200 years after the rest of Egypt's temples were closed in favour of a new religion, Christianity, the goddess Isis was still worshipped here. Philae remained open so that people from Nubia, to the south of Egypt, could worship here.
Christianity swept through Egypt during the second century A.D. despite severe suppression and persecution by the followers of the traditional Egyptian and Roman religions.
This tide couldn't be pushed back however, and a hundred years later, during the reign of Roman Emperor Theodosius, Christianity was declared to be the only official religion of the state. In 393 A.D. the Emperor issued a decree banning all pagan rituals.
As members of the elite adopted Christianity, the Church became well-funded through donations and gifts. Christians began to build churches, saints' shrines and monasteries, redefining the sacred landscape of Egypt. Some buildings were newly constructed, although many were built on earlier sacred sites or occupied existing temples.

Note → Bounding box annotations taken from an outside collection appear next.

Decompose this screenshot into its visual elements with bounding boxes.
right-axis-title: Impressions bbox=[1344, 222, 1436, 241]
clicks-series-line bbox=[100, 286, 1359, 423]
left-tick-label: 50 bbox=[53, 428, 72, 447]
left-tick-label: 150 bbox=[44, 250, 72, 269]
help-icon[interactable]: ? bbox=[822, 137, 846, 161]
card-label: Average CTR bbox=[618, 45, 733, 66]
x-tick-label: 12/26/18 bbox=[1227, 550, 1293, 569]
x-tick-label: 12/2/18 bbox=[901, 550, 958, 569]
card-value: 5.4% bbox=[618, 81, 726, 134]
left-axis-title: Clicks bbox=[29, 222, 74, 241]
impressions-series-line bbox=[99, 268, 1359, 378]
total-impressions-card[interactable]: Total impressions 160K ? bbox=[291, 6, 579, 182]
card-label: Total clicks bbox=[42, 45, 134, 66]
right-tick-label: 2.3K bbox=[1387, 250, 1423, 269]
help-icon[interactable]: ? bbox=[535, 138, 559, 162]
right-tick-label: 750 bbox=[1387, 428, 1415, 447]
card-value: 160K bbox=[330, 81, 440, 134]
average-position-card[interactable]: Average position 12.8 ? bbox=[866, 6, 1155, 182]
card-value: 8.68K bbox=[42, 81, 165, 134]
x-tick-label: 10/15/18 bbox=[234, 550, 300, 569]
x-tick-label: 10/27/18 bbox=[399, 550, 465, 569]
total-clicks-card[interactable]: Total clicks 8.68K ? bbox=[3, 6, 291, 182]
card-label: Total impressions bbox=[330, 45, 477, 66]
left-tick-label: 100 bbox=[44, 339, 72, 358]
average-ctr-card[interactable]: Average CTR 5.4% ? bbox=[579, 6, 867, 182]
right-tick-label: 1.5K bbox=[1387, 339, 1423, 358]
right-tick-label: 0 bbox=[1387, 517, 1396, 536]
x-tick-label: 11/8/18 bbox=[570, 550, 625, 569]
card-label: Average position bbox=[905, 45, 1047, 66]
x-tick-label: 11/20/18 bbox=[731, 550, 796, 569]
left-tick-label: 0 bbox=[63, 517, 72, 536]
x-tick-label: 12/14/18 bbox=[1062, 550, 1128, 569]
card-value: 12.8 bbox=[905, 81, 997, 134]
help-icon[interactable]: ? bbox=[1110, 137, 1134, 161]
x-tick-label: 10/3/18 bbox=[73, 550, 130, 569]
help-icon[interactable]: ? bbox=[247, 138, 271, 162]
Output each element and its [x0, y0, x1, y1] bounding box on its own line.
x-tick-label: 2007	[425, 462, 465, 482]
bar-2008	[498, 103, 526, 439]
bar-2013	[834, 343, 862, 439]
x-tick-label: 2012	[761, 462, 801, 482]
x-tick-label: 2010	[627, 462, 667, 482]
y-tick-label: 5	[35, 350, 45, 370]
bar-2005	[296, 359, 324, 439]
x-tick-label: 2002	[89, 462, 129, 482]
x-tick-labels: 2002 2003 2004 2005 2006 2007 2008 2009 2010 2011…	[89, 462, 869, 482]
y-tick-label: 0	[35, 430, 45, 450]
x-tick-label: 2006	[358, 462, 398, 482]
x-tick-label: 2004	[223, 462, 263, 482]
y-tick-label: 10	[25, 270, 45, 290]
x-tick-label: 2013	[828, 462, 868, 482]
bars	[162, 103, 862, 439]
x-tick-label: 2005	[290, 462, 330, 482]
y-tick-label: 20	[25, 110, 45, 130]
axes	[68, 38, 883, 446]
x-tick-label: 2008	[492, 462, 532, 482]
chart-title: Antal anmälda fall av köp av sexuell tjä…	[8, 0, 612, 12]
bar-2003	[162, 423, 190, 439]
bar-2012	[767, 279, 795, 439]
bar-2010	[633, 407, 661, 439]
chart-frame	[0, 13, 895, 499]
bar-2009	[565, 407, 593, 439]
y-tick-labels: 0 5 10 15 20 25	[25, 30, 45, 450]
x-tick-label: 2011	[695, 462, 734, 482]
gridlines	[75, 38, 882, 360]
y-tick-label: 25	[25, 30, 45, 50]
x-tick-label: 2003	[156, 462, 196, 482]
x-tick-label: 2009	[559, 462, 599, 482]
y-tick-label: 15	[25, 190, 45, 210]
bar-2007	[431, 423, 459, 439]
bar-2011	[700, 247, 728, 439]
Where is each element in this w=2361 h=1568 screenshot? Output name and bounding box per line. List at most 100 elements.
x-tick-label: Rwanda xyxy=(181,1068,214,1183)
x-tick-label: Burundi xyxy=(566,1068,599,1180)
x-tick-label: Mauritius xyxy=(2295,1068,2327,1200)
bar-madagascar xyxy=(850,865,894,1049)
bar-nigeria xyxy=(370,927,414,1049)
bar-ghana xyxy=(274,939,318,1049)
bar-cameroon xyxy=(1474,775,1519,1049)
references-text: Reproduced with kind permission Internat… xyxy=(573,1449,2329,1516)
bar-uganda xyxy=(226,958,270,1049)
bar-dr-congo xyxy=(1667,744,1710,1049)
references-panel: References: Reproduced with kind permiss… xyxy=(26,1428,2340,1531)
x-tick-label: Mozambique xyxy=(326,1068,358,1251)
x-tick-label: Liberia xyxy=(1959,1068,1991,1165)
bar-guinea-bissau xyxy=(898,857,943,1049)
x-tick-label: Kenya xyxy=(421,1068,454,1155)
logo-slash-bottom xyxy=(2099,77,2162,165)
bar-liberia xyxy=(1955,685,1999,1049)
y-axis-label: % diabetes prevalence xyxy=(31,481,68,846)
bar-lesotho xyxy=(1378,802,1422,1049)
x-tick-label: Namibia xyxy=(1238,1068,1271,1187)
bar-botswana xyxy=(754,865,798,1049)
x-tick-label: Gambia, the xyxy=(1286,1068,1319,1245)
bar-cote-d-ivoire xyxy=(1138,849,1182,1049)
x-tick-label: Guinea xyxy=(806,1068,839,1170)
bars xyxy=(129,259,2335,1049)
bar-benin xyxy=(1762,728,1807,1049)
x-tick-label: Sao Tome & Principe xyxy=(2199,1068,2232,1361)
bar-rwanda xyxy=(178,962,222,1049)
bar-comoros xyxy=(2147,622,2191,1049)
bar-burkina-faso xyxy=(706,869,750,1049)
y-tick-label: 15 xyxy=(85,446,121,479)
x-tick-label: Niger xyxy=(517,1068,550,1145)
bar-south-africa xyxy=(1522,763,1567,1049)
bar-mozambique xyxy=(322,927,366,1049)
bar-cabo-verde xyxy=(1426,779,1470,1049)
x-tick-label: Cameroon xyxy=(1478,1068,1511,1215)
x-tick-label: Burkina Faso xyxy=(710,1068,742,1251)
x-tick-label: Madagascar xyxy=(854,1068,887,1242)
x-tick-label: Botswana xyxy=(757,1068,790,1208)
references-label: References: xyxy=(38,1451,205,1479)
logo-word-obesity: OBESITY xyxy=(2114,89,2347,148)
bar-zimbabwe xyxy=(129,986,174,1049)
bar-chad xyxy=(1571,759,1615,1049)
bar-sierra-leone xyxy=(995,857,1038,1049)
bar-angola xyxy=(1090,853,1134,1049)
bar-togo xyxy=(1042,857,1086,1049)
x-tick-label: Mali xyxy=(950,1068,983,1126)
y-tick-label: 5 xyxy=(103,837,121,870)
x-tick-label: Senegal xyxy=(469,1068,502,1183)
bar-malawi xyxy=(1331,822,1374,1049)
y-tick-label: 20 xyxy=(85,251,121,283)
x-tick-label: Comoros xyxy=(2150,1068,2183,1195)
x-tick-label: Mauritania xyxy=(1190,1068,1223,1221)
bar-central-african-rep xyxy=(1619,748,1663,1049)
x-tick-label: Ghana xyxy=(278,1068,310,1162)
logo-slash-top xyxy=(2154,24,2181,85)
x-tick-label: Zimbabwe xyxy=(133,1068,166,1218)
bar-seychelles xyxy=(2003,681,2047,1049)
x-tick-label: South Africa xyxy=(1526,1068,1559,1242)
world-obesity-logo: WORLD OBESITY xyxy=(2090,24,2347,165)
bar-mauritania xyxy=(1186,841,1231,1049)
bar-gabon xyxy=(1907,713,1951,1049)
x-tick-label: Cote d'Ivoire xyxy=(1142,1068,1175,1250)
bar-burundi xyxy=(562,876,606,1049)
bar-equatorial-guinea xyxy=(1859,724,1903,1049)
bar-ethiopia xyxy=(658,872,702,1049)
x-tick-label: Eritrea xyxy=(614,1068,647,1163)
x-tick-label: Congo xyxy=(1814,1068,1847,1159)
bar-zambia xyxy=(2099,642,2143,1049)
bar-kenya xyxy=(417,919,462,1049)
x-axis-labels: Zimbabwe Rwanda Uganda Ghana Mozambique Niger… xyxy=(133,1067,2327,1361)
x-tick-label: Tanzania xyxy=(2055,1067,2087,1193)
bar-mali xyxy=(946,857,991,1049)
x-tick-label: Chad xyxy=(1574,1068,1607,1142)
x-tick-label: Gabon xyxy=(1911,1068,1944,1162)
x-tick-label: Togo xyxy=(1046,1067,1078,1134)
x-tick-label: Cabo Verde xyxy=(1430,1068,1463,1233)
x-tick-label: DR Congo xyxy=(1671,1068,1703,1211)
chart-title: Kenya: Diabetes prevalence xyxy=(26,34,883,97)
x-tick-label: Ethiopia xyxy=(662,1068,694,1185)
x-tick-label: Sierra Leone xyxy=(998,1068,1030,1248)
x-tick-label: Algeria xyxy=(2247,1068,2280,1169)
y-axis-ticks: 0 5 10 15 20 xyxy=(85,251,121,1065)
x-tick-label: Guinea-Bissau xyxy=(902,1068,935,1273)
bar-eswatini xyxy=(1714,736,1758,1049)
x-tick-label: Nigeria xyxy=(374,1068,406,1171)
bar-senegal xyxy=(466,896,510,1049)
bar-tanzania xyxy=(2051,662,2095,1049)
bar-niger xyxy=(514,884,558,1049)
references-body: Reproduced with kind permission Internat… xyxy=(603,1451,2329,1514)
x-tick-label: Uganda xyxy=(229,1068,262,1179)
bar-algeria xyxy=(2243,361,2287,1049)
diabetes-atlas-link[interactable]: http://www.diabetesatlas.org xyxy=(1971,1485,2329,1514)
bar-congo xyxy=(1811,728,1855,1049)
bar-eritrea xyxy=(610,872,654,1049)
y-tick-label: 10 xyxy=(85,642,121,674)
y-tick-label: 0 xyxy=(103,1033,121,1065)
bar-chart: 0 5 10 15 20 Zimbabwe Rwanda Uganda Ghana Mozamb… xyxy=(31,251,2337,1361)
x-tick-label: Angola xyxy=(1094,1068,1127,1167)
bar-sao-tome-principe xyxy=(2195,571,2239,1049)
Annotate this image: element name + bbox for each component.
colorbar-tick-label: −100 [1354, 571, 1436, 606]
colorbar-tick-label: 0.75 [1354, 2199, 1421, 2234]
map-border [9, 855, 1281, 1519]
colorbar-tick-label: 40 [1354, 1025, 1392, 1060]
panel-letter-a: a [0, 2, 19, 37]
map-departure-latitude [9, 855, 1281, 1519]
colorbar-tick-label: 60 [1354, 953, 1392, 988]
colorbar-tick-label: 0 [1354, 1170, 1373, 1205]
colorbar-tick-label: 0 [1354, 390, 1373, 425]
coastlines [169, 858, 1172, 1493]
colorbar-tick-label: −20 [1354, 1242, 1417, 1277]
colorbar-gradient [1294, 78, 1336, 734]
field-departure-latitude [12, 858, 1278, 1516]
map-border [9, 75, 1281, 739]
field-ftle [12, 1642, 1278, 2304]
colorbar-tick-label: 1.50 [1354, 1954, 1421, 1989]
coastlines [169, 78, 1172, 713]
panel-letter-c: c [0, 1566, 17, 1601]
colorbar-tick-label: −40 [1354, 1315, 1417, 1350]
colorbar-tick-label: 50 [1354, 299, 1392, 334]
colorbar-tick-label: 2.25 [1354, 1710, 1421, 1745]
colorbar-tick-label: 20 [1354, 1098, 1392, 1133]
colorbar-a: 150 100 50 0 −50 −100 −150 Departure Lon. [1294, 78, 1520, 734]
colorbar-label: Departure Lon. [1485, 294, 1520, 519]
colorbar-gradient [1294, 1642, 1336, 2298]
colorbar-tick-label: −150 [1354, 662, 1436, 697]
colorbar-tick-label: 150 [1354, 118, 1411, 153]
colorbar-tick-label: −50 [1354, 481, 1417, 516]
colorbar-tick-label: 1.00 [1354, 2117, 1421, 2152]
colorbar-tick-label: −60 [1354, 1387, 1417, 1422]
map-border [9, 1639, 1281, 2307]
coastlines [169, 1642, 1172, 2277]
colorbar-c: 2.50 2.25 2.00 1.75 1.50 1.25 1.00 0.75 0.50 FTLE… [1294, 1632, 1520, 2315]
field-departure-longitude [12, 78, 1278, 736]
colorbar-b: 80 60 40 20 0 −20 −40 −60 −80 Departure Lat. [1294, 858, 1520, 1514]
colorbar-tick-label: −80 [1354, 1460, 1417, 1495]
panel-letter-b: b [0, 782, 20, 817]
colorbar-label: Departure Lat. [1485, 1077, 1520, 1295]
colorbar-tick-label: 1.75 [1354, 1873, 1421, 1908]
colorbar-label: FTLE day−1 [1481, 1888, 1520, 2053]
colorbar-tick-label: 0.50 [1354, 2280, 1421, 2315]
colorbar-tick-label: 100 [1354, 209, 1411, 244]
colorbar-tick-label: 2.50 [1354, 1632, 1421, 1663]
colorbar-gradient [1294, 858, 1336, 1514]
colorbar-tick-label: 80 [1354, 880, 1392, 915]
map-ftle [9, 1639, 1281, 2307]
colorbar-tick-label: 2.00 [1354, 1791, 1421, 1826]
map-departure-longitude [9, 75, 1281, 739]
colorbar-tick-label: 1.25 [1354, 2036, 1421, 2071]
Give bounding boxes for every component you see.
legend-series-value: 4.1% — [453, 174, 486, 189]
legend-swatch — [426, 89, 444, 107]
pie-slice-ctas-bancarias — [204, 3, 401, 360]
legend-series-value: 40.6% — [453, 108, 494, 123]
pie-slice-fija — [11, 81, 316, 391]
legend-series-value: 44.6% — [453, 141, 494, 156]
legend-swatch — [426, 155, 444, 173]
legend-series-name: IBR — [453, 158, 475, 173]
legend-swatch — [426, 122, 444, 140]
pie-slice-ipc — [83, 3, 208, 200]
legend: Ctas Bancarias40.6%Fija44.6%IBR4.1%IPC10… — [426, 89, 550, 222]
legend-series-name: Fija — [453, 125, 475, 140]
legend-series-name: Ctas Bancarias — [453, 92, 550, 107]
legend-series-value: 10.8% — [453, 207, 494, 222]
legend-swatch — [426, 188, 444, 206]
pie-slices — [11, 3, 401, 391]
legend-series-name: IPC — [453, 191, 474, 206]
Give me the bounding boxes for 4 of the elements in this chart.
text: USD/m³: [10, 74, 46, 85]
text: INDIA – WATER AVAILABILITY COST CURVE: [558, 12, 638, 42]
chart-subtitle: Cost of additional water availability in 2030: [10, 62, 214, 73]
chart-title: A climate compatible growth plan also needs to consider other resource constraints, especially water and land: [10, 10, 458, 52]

Others were built of stone reused from dismantled complexes or shrines. This was mainly practical, but it could also be seen as a triumph of Christianity over Egypt's 'pagan' gods.
The last hieroglyphic and demotic inscriptions, dating to A.D. 436 and A.D. 452, are both found on Philae. Finally, in 536 A.D., the last priests of Philae were forced out by order of Roman Emperor Justinian, and with them, any knowledge of how to read the ancient hieroglyphs was lost.
Today, surrounded by water as it is, Philae Temple is arguably the most charming temple throughout Egypt.